Edson da Luz, Azagaia de nome artístico, é um jovem moçambicano, quanto a mim, com faculdade para se afirmar na arte de escrever letras, compor e interpretar música do género hiphop ou simplesmente RAP. Hiphop é um estilo de música popular cujas origens nos remetem para os meios socialmente desfavorecidos, i.e. ghetos maioritariamente negros dos Estados Unidos da América (EUA). A combinação do ritmo, rima poética, e palavreado ao son de batidas (beats) musicais emprestou-lhe o nome de música RAP. Aos Rappers normalmente chama-se-lhes MCs. Na verdade, o MC (Master of Ceremonies) refere-se ao mestre de cerimónia que introduz o DJ (Disc Joker) que vai animar a plateia com a mistura de ritmos, rima poética e canto (voz). Enfim, não pretendo fazer a história da origem do hiphop, aqui, há elementos que não interessa aprofundar para aquilo que são os propósitos deste artigo. Interessa-me, sim, referir a uma característica peculiar do hiphop: a crítica social e/ou intervenção social! O hiphop é uma música de intervenção social, isto é, uma música cujo conteúdo das letras procura desnudar as diversas situações de injustiça social e expor os demais problemas sociais que afectam principalmente as minorias étnicas nos EUA, em particular os afro-americanos. Esta característica não é universal entre os rappers. Como qualquer movimento cultural o hiphop tem várias correntes, ramificações e produziu até sub-culturas. Por exemplo, a sub-cultura do gangstarismo que mais se popularizou pelos efeitos comerciais que gerou, pela vida luxuosa, material, que proporcionou a alguns de seus interpretes, pela “cultura de violência”, entre outras coisas e pela reacção crítica que a sociedade lançou aos gangsta rap. É um tipo de Rap que remetia a um estilo de vida que reclamou a vida de muitos jovens, principalmente, negros americanos e que têm como um dos seus ícones o legendário Tupac Amaru Shakur[1] (1971-1996). 2pac morreu, com apenas 25 anos de idade, crivado de balas. Aqui também não interessa aprofundar estas histórias que até são marginais ao assunto. Devo apenas referir que o hiphop, nas suas diversas sub-culturas, universalizou-se, para não dizer globalizou-se, e em cada contexto foi adquirido características sui-generis desses lugares.
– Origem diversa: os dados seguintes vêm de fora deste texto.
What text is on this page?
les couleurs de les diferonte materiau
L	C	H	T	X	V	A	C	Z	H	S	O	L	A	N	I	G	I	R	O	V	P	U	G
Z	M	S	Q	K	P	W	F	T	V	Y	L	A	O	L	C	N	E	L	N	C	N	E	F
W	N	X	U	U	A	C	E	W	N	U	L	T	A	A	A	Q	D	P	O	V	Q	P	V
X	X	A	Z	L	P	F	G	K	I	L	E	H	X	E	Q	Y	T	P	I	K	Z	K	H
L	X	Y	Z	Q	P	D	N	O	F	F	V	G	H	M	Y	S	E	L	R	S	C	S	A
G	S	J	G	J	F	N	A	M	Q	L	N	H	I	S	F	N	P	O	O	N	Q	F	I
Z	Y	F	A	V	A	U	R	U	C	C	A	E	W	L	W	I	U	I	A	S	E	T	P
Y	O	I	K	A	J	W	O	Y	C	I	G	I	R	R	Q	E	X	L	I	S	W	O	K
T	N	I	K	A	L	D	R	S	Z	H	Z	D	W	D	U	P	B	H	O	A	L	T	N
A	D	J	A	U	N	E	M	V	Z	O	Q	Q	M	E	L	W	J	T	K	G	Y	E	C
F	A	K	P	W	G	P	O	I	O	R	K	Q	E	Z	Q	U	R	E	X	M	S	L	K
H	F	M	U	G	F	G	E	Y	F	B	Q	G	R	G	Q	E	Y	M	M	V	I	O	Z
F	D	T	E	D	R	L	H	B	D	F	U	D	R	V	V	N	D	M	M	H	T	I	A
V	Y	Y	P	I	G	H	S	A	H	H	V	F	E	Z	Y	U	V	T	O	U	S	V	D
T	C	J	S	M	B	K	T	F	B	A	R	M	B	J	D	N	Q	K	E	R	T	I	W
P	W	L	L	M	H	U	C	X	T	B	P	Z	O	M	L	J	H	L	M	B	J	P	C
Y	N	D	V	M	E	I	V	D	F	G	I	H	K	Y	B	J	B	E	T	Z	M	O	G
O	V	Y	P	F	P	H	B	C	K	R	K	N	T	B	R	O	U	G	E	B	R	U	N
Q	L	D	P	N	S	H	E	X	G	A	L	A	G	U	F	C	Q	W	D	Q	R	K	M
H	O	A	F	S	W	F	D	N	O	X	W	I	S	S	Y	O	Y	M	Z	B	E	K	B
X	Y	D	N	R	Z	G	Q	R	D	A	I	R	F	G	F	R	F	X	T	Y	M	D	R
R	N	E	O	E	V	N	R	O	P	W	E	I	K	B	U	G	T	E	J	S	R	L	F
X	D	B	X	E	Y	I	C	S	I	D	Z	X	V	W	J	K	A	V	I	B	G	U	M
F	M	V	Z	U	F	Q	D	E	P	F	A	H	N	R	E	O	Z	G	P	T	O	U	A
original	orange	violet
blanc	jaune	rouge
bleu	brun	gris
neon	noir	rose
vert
Bom, qual é o propósito, então, de vos contar um pouco da história do hiphop? Pretendo, simplesmente, sugerir uma reflexão geral sobre o sentido – dito “crítico” – da música de Azagaia. Em outras palavras, quero levantar questões sobre a realidade a que a música de Azagaia nos dá acesso, ou se quiserem questiona. Que realidade descreve e como faz essa descrição? É uma maneira razoável de nos apresentar a uma leitura da realidade, digamos, político-social do nosso país? Estamos de acordo com os termos da leitura? Descreve essa realidade da “melhor” maneira possível? As conclusões, talvez, sejam o menos interessante debater, mas como se seja a essas conclusões parece um aspecto fundamental que a nossa espera pública não devia descurar. Azagaia, nas suas músicas, sugere que a realidade politica e social do nosso país apresenta-se de um certa maneira. Concordamos com essa descrição? É sobre isso que este artigo trata.
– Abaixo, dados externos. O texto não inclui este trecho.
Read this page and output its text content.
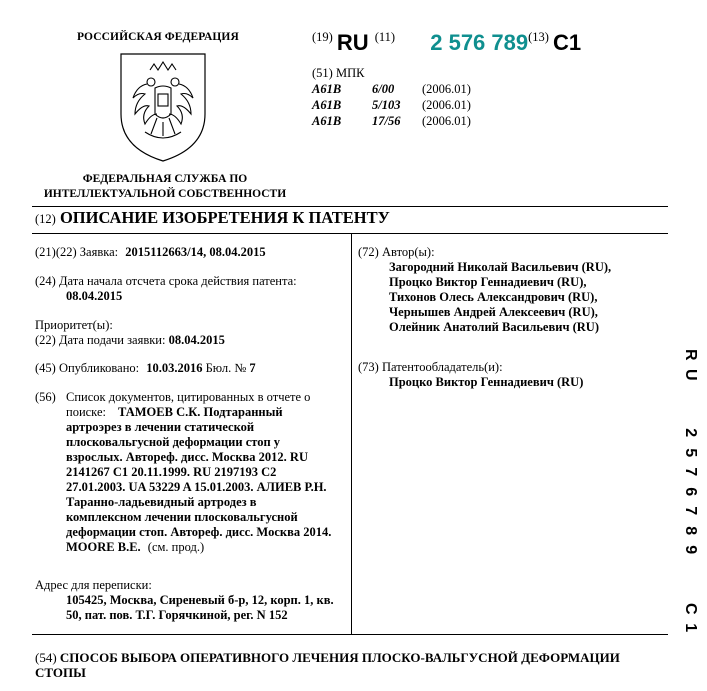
РОССИЙСКАЯ ФЕДЕРАЦИЯ
ФЕДЕРАЛЬНАЯ СЛУЖБА ПО ИНТЕЛЛЕКТУАЛЬНОЙ СОБСТВЕННОСТИ
(19) RU (11) 2 576 789(13) C1
(51) МПК
A61B 6/00 (2006.01)
A61B 5/103 (2006.01)
A61B 17/56 (2006.01)
(12) ОПИСАНИЕ ИЗОБРЕТЕНИЯ К ПАТЕНТУ
(21)(22) Заявка: 2015112663/14, 08.04.2015
(24) Дата начала отсчета срока действия патента:
08.04.2015
Приоритет(ы):
(22) Дата подачи заявки: 08.04.2015
(45) Опубликовано: 10.03.2016 Бюл. № 7
(56) Список документов, цитированных в отчете о поиске: ТАМОЕВ С.К. Подтаранный
артроэрез в лечении статической
плосковальгусной деформации стоп у
взрослых. Автореф. дисс. Москва 2012. RU
2141267 C1 20.11.1999. RU 2197193 C2
27.01.2003. UA 53229 A 15.01.2003. АЛИЕВ Р.Н.
Таранно-ладьевидный артродез в
комплексном лечении плосковальгусной
деформации стоп. Автореф. дисс. Москва 2014.
MOORE B.E. (см. прод.)
Адрес для переписки:
105425, Москва, Сиреневый б-р, 12, корп. 1, кв.
50, пат. пов. Т.Г. Горячкиной, рег. N 152
(72) Автор(ы):
Загородний Николай Васильевич (RU),
Процко Виктор Геннадиевич (RU),
Тихонов Олесь Александрович (RU),
Чернышев Андрей Алексеевич (RU),
Олейник Анатолий Васильевич (RU)
(73) Патентообладатель(и):
Процко Виктор Геннадиевич (RU)
R
U
2
5
7
6
7
8
9
C
1
(54) СПОСОБ ВЫБОРА ОПЕРАТИВНОГО ЛЕЧЕНИЯ ПЛОСКО-ВАЛЬГУСНОЙ ДЕФОРМАЦИИ
СТОПЫ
Realidade versus conhecimento da realidade do país
Sem grandes recursos teóricos, e de forma algo leiga e bem generalista, gostaria de sugerir que existe:
a) por um lado, a realidade (social) do país e;
b) por outro lado, o conhecimento da realidade (social) do país.
Tanto uma como outra são em parte produto das nossas acções, portanto, passíveis de tomarem forma e conteúdo possíveis e ainda não realizados. Quer dizer, a realidade do nosso pais e o conhecimento dessa realidade podem estar sujeitos a nossa intervenção para tomarem formas e conteúdos específicos. O espaço público, a política através do debate de ideias é onde nós podemos negociar – democraticamente, em princípio – os vários futuros possíveis “desejáveis”. O debate de ideias é, portanto, constitutivo e constituinte da sociedade que fomos, somos e podemos vir a ser. Podemos dizer, então e hipoteticamente, que em função da abertura que tivemos para o debate de ideia fomos uma sociedade autoritária (fechada) ou democrática (aberta), para colocar as coisas entre extremos. O desafio que se nos coloca todos os dias é saber para que lado tendemos. Como evitar os inimigos da sociedade aberta, se esta for o nosso desiderato. De novo o próprio debate é chamado como instrumento não só para medir essa tendência, como para destruir os inimigos da sociedade aberta. Tudo isto é para dizer que enquanto sociedade temos que saber debater. Debater, aqui, significa saber avaliar argumentos. O conhecimento que temos da realidade do nosso país depende, portanto, fundamentalmente, da capacidade que temos de avaliar argumentos nas suas diversas maneiras de se apresentar. Se nos dizem, por exemplo, que o nosso país é pobre. Estão basicamente a oferecer-nos uma conclusão. Para sabermos se essa conclusão é plausível temos que avaliar as razões (premissas) que se nos oferecem para tirar tal conclusão(voltarei a este assunto mais adiante). Não podemos é a aceitar que nos digam é pobre porque é pobre e pronto! A maneira como avaliamos esta conclusão e suas premissas vai nos dizer muito sobre o que sabemos do nosso pais. Podemos então questionarmo-nos sobre os modos de produção de conhecimento dessa realidade e sobre a validade do conhecimento que produzimos.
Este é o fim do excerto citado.